What Businesses Should Do
- It’s more important than ever to keep your GBP listings accurate, complete, and up to date. To create these rich user experiences via SGE, Google is drawing on your GBP listings. You need to tie your local SEO strategy to both your website and your GBP listings. Those profiles present an opportunity to appear higher up and more often in conversational query results. Use language that resonates with your readers and makes them feel like you’re having a one-on-one conversation. Incorporate longtail keywords naturally into your content to ensure they flow seamlessly within the context.
- Accumulate positive ratings/reviews on your GBP listings. As you can see from the examples above, AI will do the heavy lifting of finding ratings/reviews and surfacing the most representative ones in SGE results.
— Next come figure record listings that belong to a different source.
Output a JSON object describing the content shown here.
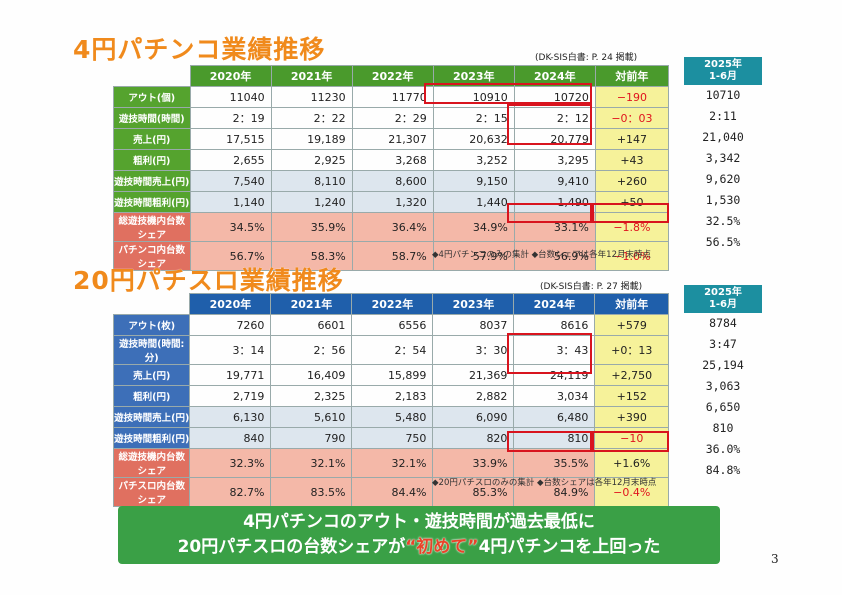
{
  "top": {
    "title": "4円パチンコ業績推移",
    "source": "(DK-SIS白書: P. 24  掲載)",
    "columns": [
      "",
      "2020年",
      "2021年",
      "2022年",
      "2023年",
      "2024年",
      "対前年"
    ],
    "rows": [
      {
        "label": "アウト(個)",
        "values": [
          "11040",
          "11230",
          "11770",
          "10910",
          "10720"
        ],
        "diff": "−190",
        "diff_red": true,
        "side": "10710"
      },
      {
        "label": "遊技時間(時間)",
        "values": [
          "2：19",
          "2：22",
          "2：29",
          "2：15",
          "2：12"
        ],
        "diff": "−0：03",
        "diff_red": true,
        "side": "2:11"
      },
      {
        "label": "売上(円)",
        "values": [
          "17,515",
          "19,189",
          "21,307",
          "20,632",
          "20,779"
        ],
        "diff": "+147",
        "diff_red": false,
        "side": "21,040"
      },
      {
        "label": "粗利(円)",
        "values": [
          "2,655",
          "2,925",
          "3,268",
          "3,252",
          "3,295"
        ],
        "diff": "+43",
        "diff_red": false,
        "side": "3,342"
      },
      {
        "label": "遊技時間売上(円)",
        "values": [
          "7,540",
          "8,110",
          "8,600",
          "9,150",
          "9,410"
        ],
        "diff": "+260",
        "diff_red": false,
        "side": "9,620"
      },
      {
        "label": "遊技時間粗利(円)",
        "values": [
          "1,140",
          "1,240",
          "1,320",
          "1,440",
          "1,490"
        ],
        "diff": "+50",
        "diff_red": false,
        "side": "1,530"
      },
      {
        "label": "総遊技機内台数シェア",
        "values": [
          "34.5%",
          "35.9%",
          "36.4%",
          "34.9%",
          "33.1%"
        ],
        "diff": "−1.8%",
        "diff_red": true,
        "side": "32.5%"
      },
      {
        "label": "パチンコ内台数シェア",
        "values": [
          "56.7%",
          "58.3%",
          "58.7%",
          "57.9%",
          "56.9%"
        ],
        "diff": "−1.0%",
        "diff_red": true,
        "side": "56.5%"
      }
    ],
    "side_header": "2025年\n1-6月",
    "note": "◆4円パチンコのみの集計   ◆台数シェアは各年12月末時点"
  },
  "bottom": {
    "title": "20円パチスロ業績推移",
    "source": "(DK-SIS白書: P. 27  掲載)",
    "columns": [
      "",
      "2020年",
      "2021年",
      "2022年",
      "2023年",
      "2024年",
      "対前年"
    ],
    "rows": [
      {
        "label": "アウト(枚)",
        "values": [
          "7260",
          "6601",
          "6556",
          "8037",
          "8616"
        ],
        "diff": "+579",
        "diff_red": false,
        "side": "8784"
      },
      {
        "label": "遊技時間(時間:分)",
        "values": [
          "3：14",
          "2：56",
          "2：54",
          "3：30",
          "3：43"
        ],
        "diff": "+0：13",
        "diff_red": false,
        "side": "3:47"
      },
      {
        "label": "売上(円)",
        "values": [
          "19,771",
          "16,409",
          "15,899",
          "21,369",
          "24,119"
        ],
        "diff": "+2,750",
        "diff_red": false,
        "side": "25,194"
      },
      {
        "label": "粗利(円)",
        "values": [
          "2,719",
          "2,325",
          "2,183",
          "2,882",
          "3,034"
        ],
        "diff": "+152",
        "diff_red": false,
        "side": "3,063"
      },
      {
        "label": "遊技時間売上(円)",
        "values": [
          "6,130",
          "5,610",
          "5,480",
          "6,090",
          "6,480"
        ],
        "diff": "+390",
        "diff_red": false,
        "side": "6,650"
      },
      {
        "label": "遊技時間粗利(円)",
        "values": [
          "840",
          "790",
          "750",
          "820",
          "810"
        ],
        "diff": "−10",
        "diff_red": true,
        "side": "810"
      },
      {
        "label": "総遊技機内台数シェア",
        "values": [
          "32.3%",
          "32.1%",
          "32.1%",
          "33.9%",
          "35.5%"
        ],
        "diff": "+1.6%",
        "diff_red": false,
        "side": "36.0%"
      },
      {
        "label": "パチスロ内台数シェア",
        "values": [
          "82.7%",
          "83.5%",
          "84.4%",
          "85.3%",
          "84.9%"
        ],
        "diff": "−0.4%",
        "diff_red": true,
        "side": "84.8%"
      }
    ],
    "side_header": "2025年\n1-6月",
    "note": "◆20円パチスロのみの集計   ◆台数シェアは各年12月末時点"
  },
  "banner": {
    "line1": "4円パチンコのアウト・遊技時間が過去最低に",
    "line2_a": "20円パチスロの台数シェアが",
    "line2_hl": "“初めて”",
    "line2_b": "4円パチンコを上回った"
  },
  "page_number": "3",
  "colors": {
    "accent_orange": "#f08a1c",
    "top_header": "#4a9a2c",
    "bottom_header": "#1f5fab",
    "highlight": "#f6f29a",
    "negative": "#e0141e",
    "banner": "#3aa046"
  }
}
As Liz noted in her post, we know businesses have hesitated to ask for reviews with a debate on whether you are just asking for negative feedback, but we know that more than 80% of your customers are a “positive majority.”
- Ask for detailed insights from your customers on your GBP listings. It is evident that SGE is currently offering concise overviews of select feedback regarding businesses (e.g., commendations on a dealer’s excellent customer service and enjoyable car purchasing journey). As AI evolves, it will enable users to pose more nuanced inquiries about local enterprises, like “Which dealership is highly rated for selling the best EVs?” While SGE isn’t quite there in delivering such refined search capabilities, it’s important to note that it’s in its nascent phases. There’s a foreseeable future where language models will yield more comprehensive and nuanced information. Businesses that have detailed reviews incorporating key terms stand to gain.
- If you are in the auto industry, make sure you optimize all your GBP listings. Google permits dealerships to have multiple GBP listings (for sales, service and parts). In addition, Google makes special allowances for organizations such as healthcare providers and insurance companies that include individual practitioners with their own GBP listings– making the optimization of their listings more complicated but potentially rewarding.
- Make sure your websites are also up to date and consistent with the content you share on your listings. Because of the website carousel provided in SGE results, users might simply click to your site directly from the results to do a deep dive into your product inventory – or they might visit your listing first. Either way, your website needs to be timely and consistent.
Bottom line: if you’ve been managing the basics of keeping your GBP listings up to date and accurate, you have a strong head start. Keep managing the basics, folks. Optimize your sites and listings with findable, accurate information. Whether someone is visiting your site or your site’s information is being used in a user conversation on SGE, Google (and the user) need accurate and helpful information to trust it.